ANC presidents we never had – but one became an askari

Author Elias Masilela is convinced that ANC defector Glory Lefoshie Sedibe – also known as Glory September – had strong presidential qualities but ended up, instead, as what he calls “the worst askari in the liberation process”.

In a wide-ranging interview reflecting on his 2007 memoir, Number 43 Trelawney Park / KwaMagogo, Masilela revisits the liberation-era figures who passed through his family home in Manzini, Swaziland – some of whom, he says, possessed the depth, discipline and moral clarity to have led South Africa.
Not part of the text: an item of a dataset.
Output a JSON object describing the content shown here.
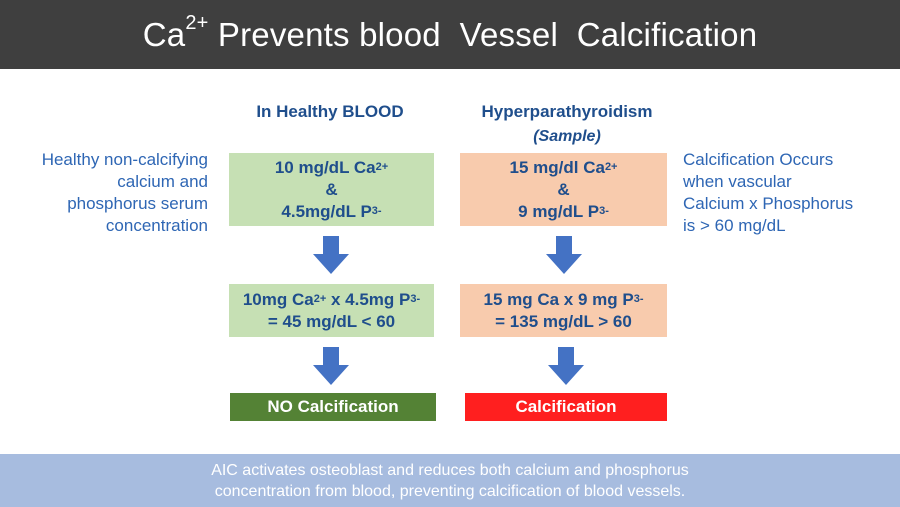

“I will give you more than five,” he says when asked to name those who, in his view, could have become exceptional presidents. Among them are Glory September, Kelly, Philipos Mwedamutsu, Cassius Motswaledi, Fani, John Nkadimeng,
Jabu Shoke, Humphrey Mkhwanazi, Viva Dlodlo and Nkosinathi Maseko.
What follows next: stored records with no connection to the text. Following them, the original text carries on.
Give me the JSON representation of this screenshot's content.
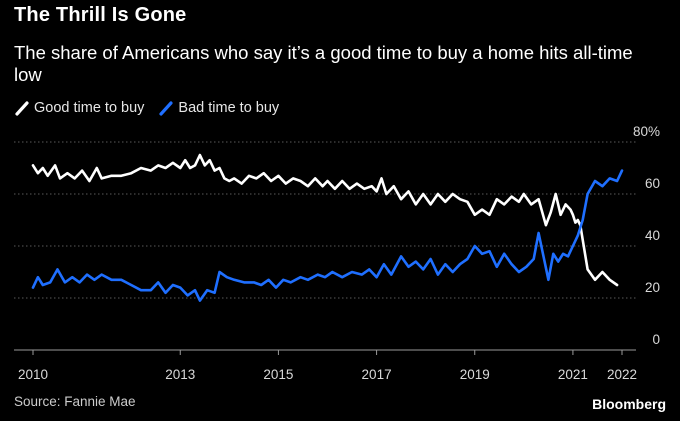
{
  "title": "The Thrill Is Gone",
  "subtitle": "The share of Americans who say it’s a good time to buy a home hits all-time low",
  "source": "Source: Fannie Mae",
  "brand": "Bloomberg",
  "chart_data": {
    "type": "line",
    "title": "The Thrill Is Gone",
    "xlabel": "",
    "ylabel": "",
    "x_ticks": [
      "2010",
      "2013",
      "2015",
      "2017",
      "2019",
      "2021",
      "2022"
    ],
    "x_tick_values": [
      2010.0,
      2013.0,
      2015.0,
      2017.0,
      2019.0,
      2021.0,
      2022.0
    ],
    "y_ticks": [
      "0",
      "20",
      "40",
      "60",
      "80%"
    ],
    "y_tick_values": [
      0,
      20,
      40,
      60,
      80
    ],
    "ylim": [
      0,
      80
    ],
    "xlim": [
      2010.0,
      2022.0
    ],
    "grid": true,
    "legend_position": "top-left",
    "series": [
      {
        "name": "Good time to buy",
        "color": "#ffffff",
        "points": [
          [
            2010.0,
            71
          ],
          [
            2010.1,
            68
          ],
          [
            2010.2,
            70
          ],
          [
            2010.3,
            67
          ],
          [
            2010.45,
            71
          ],
          [
            2010.55,
            66
          ],
          [
            2010.7,
            68
          ],
          [
            2010.85,
            66
          ],
          [
            2011.0,
            69
          ],
          [
            2011.15,
            65
          ],
          [
            2011.3,
            70
          ],
          [
            2011.4,
            66
          ],
          [
            2011.6,
            67
          ],
          [
            2011.8,
            67
          ],
          [
            2012.0,
            68
          ],
          [
            2012.2,
            70
          ],
          [
            2012.4,
            69
          ],
          [
            2012.55,
            71
          ],
          [
            2012.7,
            70
          ],
          [
            2012.85,
            72
          ],
          [
            2013.0,
            70
          ],
          [
            2013.1,
            73
          ],
          [
            2013.2,
            70
          ],
          [
            2013.3,
            71
          ],
          [
            2013.4,
            75
          ],
          [
            2013.5,
            71
          ],
          [
            2013.6,
            73
          ],
          [
            2013.7,
            69
          ],
          [
            2013.8,
            70
          ],
          [
            2013.9,
            66
          ],
          [
            2014.0,
            65
          ],
          [
            2014.1,
            66
          ],
          [
            2014.25,
            64
          ],
          [
            2014.4,
            67
          ],
          [
            2014.55,
            66
          ],
          [
            2014.7,
            68
          ],
          [
            2014.85,
            65
          ],
          [
            2015.0,
            67
          ],
          [
            2015.15,
            64
          ],
          [
            2015.3,
            66
          ],
          [
            2015.45,
            65
          ],
          [
            2015.6,
            63
          ],
          [
            2015.75,
            66
          ],
          [
            2015.9,
            63
          ],
          [
            2016.0,
            65
          ],
          [
            2016.15,
            62
          ],
          [
            2016.3,
            65
          ],
          [
            2016.45,
            62
          ],
          [
            2016.6,
            64
          ],
          [
            2016.75,
            62
          ],
          [
            2016.9,
            63
          ],
          [
            2017.0,
            61
          ],
          [
            2017.1,
            66
          ],
          [
            2017.2,
            60
          ],
          [
            2017.35,
            63
          ],
          [
            2017.5,
            58
          ],
          [
            2017.65,
            61
          ],
          [
            2017.8,
            56
          ],
          [
            2017.95,
            60
          ],
          [
            2018.1,
            56
          ],
          [
            2018.25,
            60
          ],
          [
            2018.4,
            57
          ],
          [
            2018.55,
            60
          ],
          [
            2018.7,
            58
          ],
          [
            2018.85,
            57
          ],
          [
            2019.0,
            52
          ],
          [
            2019.15,
            54
          ],
          [
            2019.3,
            52
          ],
          [
            2019.45,
            58
          ],
          [
            2019.6,
            56
          ],
          [
            2019.75,
            59
          ],
          [
            2019.9,
            57
          ],
          [
            2020.0,
            60
          ],
          [
            2020.15,
            56
          ],
          [
            2020.3,
            58
          ],
          [
            2020.45,
            48
          ],
          [
            2020.55,
            53
          ],
          [
            2020.65,
            60
          ],
          [
            2020.75,
            52
          ],
          [
            2020.85,
            56
          ],
          [
            2020.95,
            54
          ],
          [
            2021.0,
            52
          ],
          [
            2021.05,
            49
          ],
          [
            2021.1,
            50
          ],
          [
            2021.15,
            48
          ],
          [
            2021.3,
            31
          ],
          [
            2021.45,
            27
          ],
          [
            2021.6,
            30
          ],
          [
            2021.75,
            27
          ],
          [
            2021.9,
            25
          ]
        ]
      },
      {
        "name": "Bad time to buy",
        "color": "#1f6fff",
        "points": [
          [
            2010.0,
            24
          ],
          [
            2010.1,
            28
          ],
          [
            2010.2,
            25
          ],
          [
            2010.35,
            26
          ],
          [
            2010.5,
            31
          ],
          [
            2010.65,
            26
          ],
          [
            2010.8,
            28
          ],
          [
            2010.95,
            26
          ],
          [
            2011.1,
            29
          ],
          [
            2011.25,
            27
          ],
          [
            2011.4,
            29
          ],
          [
            2011.6,
            27
          ],
          [
            2011.8,
            27
          ],
          [
            2012.0,
            25
          ],
          [
            2012.2,
            23
          ],
          [
            2012.4,
            23
          ],
          [
            2012.55,
            26
          ],
          [
            2012.7,
            22
          ],
          [
            2012.85,
            25
          ],
          [
            2013.0,
            24
          ],
          [
            2013.15,
            21
          ],
          [
            2013.3,
            23
          ],
          [
            2013.4,
            19
          ],
          [
            2013.55,
            23
          ],
          [
            2013.7,
            22
          ],
          [
            2013.8,
            30
          ],
          [
            2013.95,
            28
          ],
          [
            2014.1,
            27
          ],
          [
            2014.3,
            26
          ],
          [
            2014.5,
            26
          ],
          [
            2014.65,
            25
          ],
          [
            2014.8,
            27
          ],
          [
            2014.95,
            24
          ],
          [
            2015.1,
            27
          ],
          [
            2015.25,
            26
          ],
          [
            2015.45,
            28
          ],
          [
            2015.6,
            27
          ],
          [
            2015.8,
            29
          ],
          [
            2015.95,
            28
          ],
          [
            2016.1,
            30
          ],
          [
            2016.3,
            28
          ],
          [
            2016.5,
            30
          ],
          [
            2016.7,
            29
          ],
          [
            2016.85,
            31
          ],
          [
            2017.0,
            28
          ],
          [
            2017.15,
            33
          ],
          [
            2017.3,
            29
          ],
          [
            2017.5,
            36
          ],
          [
            2017.65,
            32
          ],
          [
            2017.8,
            34
          ],
          [
            2017.95,
            31
          ],
          [
            2018.1,
            35
          ],
          [
            2018.25,
            29
          ],
          [
            2018.4,
            33
          ],
          [
            2018.55,
            30
          ],
          [
            2018.7,
            33
          ],
          [
            2018.85,
            35
          ],
          [
            2019.0,
            40
          ],
          [
            2019.15,
            37
          ],
          [
            2019.3,
            38
          ],
          [
            2019.45,
            32
          ],
          [
            2019.6,
            37
          ],
          [
            2019.75,
            33
          ],
          [
            2019.9,
            30
          ],
          [
            2020.05,
            32
          ],
          [
            2020.2,
            35
          ],
          [
            2020.3,
            45
          ],
          [
            2020.4,
            36
          ],
          [
            2020.5,
            27
          ],
          [
            2020.6,
            37
          ],
          [
            2020.7,
            34
          ],
          [
            2020.8,
            37
          ],
          [
            2020.9,
            36
          ],
          [
            2021.0,
            40
          ],
          [
            2021.1,
            44
          ],
          [
            2021.2,
            50
          ],
          [
            2021.3,
            60
          ],
          [
            2021.45,
            65
          ],
          [
            2021.6,
            63
          ],
          [
            2021.75,
            66
          ],
          [
            2021.9,
            65
          ],
          [
            2022.0,
            69
          ]
        ]
      }
    ]
  }
}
But September stands out for a darker reason. “My worst prophecy was when I predicted Glory September as the future president of South Africa,” Masilela says. “He ended up the worst askari in the liberation process.”

September was abducted from Swaziland by apartheid security forces and tortured until in 1986 he turned and collaborated with the enforcers of the then government.
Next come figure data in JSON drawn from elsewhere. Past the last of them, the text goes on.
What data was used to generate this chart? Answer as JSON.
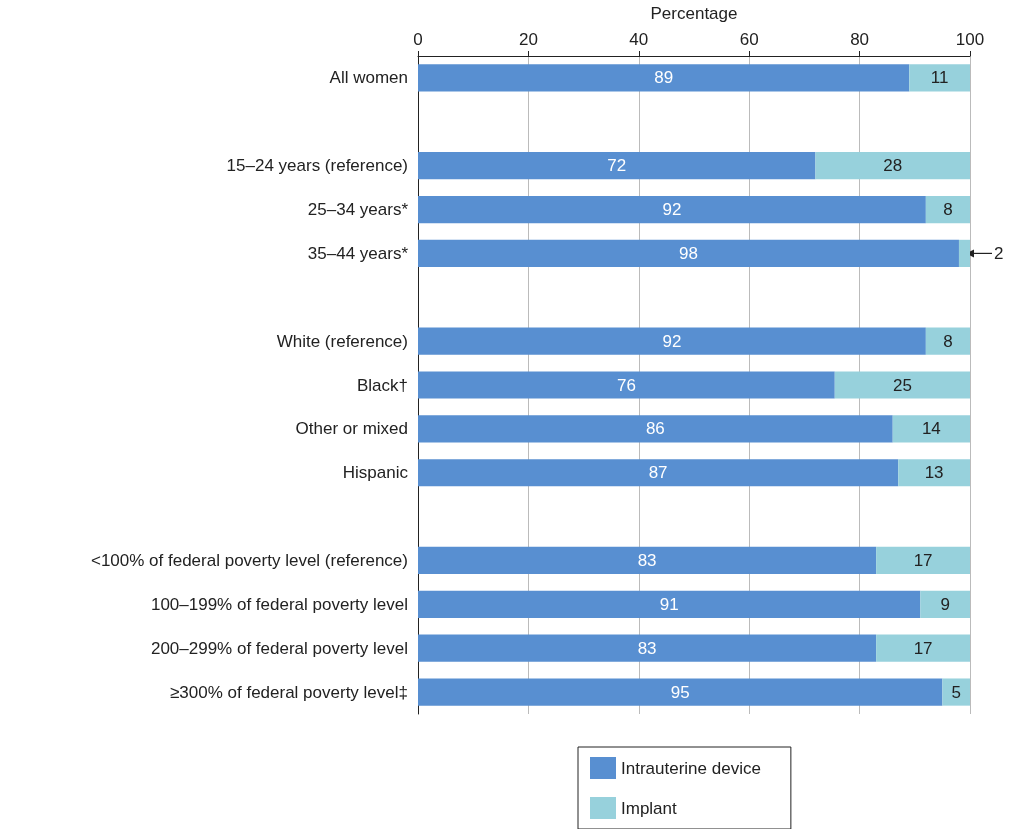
{
  "chart_data": {
    "type": "bar",
    "orientation": "horizontal",
    "stacked": true,
    "xlabel": "Percentage",
    "categories": [
      "All women",
      null,
      "15–24 years (reference)",
      "25–34 years*",
      "35–44 years*",
      null,
      "White (reference)",
      "Black†",
      "Other or mixed",
      "Hispanic",
      null,
      "<100% of federal poverty level (reference)",
      "100–199% of federal poverty level",
      "200–299% of federal poverty level",
      "≥300% of federal poverty level‡"
    ],
    "series": [
      {
        "name": "Intrauterine device",
        "color": "#588fd1",
        "values": [
          89,
          null,
          72,
          92,
          98,
          null,
          92,
          75.5,
          86,
          87,
          null,
          83,
          91,
          83,
          95
        ],
        "value_labels": [
          "89",
          null,
          "72",
          "92",
          "98",
          null,
          "92",
          "76",
          "86",
          "87",
          null,
          "83",
          "91",
          "83",
          "95"
        ]
      },
      {
        "name": "Implant",
        "color": "#97d1dc",
        "values": [
          11,
          null,
          28,
          8,
          2,
          null,
          8,
          24.5,
          14,
          13,
          null,
          17,
          9,
          17,
          5
        ],
        "value_labels": [
          "11",
          null,
          "28",
          "8",
          "2",
          null,
          "8",
          "25",
          "14",
          "13",
          null,
          "17",
          "9",
          "17",
          "5"
        ]
      }
    ],
    "xlim": [
      0,
      100
    ],
    "xticks": [
      0,
      20,
      40,
      60,
      80,
      100
    ],
    "grid": "x",
    "legend": "bottom"
  }
}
Number 43 Trelawney Park / KwaMagogo reconstructs the story of an unassuming house in Manzini that quietly became a nerve centre of the South African liberation struggle. The home, owned by Solomon Buthongo and Rebecca Makgomo Masilela – known as uMagogo – served as a clandestine safe house, transit point and operational base for members of both the ANC and the PAC in exile.

At its centre was Rebecca Masilela, the maternal anchor who fed, sheltered and steadied young cadres living with the daily risk of arrest, betrayal or assassination.

Through Masilela’s eyes as a child and young man, the memoir captures the tension and secrecy of exile life, from the fallout of the Nkomati Accord to the reverberations of the Church Street bombing. It also confronts the darker chapters of the struggle – including the September 1986 defection to the apartheid security police, a betrayal that led to arrests and deaths.

Looking back nearly two decades after publication, Masilela argues that the ANC of exile years had “amazing depth in sound servant leaders, which are lacking today.”.

“So, any could have been president,” he says of the names he lists. “But it only had to be.”

Asked what the country overlooked in those figures, the former board chairman of Multichoice points to their grounding in discipline, sacrifice and collective purpose. Unlike modern politics, he suggests, leadership was not driven by ego or spectacle. “Therein lies the difference between ego and honour,” he says. “Our leaders are driven by the former, combined with greed. uMagogo was never characterised by any of the two. She served diligently, honestly and quietly. She did not do it for popularity.”

He also reflects on former president Jacob Zuma, describing a shift in perception: “From a trusted leader and father figure to someone who leaves us with mixed feelings today.”

If he were writing the book for the first time in 2026, Masilela says he would be braver about exposing other alleged informers. “The one theme that stands out is who the other askaris were who lived at Number 43, apart from September,” he says.

There was, he reveals, “an offer on the table” to disclose more – one he refused.

“I couldn’t live with the risk of being told that it was either my parents or my siblings,” he says. “It is a truth I would never have been able to bear.”